For me, this was a stunning first novel and catapulted Carys Bray onto my list of authors whose work I would buy without hesitation. Her understanding of family dynamics and construction of each character’s inner world is exquisite. She just ‘gets’ the psychology of grief and I wasn’t surprised to discover she has experienced personal loss. Her care for each of these people, and even the religion she has left behind, is so evident and I was left feeling an affinity for her as well as the characters. The death of someone in such a young family is like throwing a grenade into the room. I felt like this book was capturing that immediate aftermath where adrenaline is still running, your ears are ringing, you don’t know where anyone else is or even how injured you are. I remember that feeling – of being so lost, you don’t know how lost you are. Bray is a novelist of exceptional depth and skill. I have just bought her third novel and I’m so looking forward to immersing myself into another of her worlds.

Meet The Author


Carys Bray was brought up in a devout Mormon family. In her early thirties she left the church and replaced religion with writing. She was awarded the Scott prize for her début short story collection Sweet Home. A Song for Issy Bradley is her first novel. She lives in Southport with her husband and four children.

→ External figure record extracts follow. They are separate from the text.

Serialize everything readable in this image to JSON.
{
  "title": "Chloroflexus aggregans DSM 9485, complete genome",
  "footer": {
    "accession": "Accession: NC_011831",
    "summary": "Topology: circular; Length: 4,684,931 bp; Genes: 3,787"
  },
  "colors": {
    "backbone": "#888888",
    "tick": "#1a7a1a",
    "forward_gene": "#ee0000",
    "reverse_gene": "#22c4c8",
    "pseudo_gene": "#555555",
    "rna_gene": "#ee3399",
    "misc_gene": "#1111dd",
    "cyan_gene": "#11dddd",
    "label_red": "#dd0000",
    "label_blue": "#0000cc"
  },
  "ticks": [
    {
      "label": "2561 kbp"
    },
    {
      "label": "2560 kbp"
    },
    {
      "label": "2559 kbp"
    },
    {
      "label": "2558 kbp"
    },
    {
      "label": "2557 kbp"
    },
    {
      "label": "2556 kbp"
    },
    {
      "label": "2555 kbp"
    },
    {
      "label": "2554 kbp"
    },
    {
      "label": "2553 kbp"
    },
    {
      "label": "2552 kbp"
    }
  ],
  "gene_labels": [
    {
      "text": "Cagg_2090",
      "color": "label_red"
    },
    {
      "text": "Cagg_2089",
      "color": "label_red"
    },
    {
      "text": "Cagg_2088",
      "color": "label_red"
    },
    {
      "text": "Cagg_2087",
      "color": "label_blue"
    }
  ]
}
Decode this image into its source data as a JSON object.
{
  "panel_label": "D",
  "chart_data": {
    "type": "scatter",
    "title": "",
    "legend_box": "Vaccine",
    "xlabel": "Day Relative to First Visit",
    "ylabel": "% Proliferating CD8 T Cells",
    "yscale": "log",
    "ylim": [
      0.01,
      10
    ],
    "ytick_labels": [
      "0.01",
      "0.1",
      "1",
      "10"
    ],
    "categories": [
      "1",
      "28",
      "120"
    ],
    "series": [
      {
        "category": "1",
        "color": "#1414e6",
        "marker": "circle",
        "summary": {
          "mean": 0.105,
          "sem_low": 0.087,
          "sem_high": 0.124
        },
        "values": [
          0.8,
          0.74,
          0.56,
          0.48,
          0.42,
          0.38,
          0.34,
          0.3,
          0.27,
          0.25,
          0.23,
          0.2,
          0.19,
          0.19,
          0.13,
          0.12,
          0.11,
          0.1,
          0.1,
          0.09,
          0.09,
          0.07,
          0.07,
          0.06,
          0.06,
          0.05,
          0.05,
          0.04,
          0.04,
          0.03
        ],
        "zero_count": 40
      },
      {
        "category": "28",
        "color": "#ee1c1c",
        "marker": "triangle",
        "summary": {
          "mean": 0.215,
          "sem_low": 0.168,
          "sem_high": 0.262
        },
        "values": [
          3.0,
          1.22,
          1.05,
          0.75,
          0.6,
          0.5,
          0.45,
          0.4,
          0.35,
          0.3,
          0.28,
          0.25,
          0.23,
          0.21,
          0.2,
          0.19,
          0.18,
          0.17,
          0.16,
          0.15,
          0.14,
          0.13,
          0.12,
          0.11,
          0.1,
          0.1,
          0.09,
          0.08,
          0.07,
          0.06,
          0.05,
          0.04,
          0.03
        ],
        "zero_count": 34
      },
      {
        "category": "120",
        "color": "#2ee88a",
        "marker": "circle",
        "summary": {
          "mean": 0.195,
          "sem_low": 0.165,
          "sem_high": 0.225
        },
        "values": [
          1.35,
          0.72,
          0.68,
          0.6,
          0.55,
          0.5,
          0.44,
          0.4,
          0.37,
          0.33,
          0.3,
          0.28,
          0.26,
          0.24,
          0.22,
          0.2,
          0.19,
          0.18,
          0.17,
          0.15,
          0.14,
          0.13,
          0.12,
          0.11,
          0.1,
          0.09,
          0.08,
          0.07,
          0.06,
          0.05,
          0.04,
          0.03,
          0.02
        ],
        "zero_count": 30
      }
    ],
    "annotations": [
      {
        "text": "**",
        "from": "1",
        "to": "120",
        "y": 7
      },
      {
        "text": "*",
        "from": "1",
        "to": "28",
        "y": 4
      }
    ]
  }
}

Her first novel A SONG FOR ISSY BRADLEY was serialised on BBC Radio Four’s Book at Bedtime and was shortlisted for the Costa Book Awards and the Desmond Elliott Prize. It won the Authors’ Club Best First Novel Award. Her second novel, THE MUSEUM OF YOU, was published in June 2016. WHEN THE LIGHTS GO OUT, her third novel, was published in May 2020. Carys has a BA in Literature from The Open University and an MA and PhD in Creative Writing from Edge Hill University.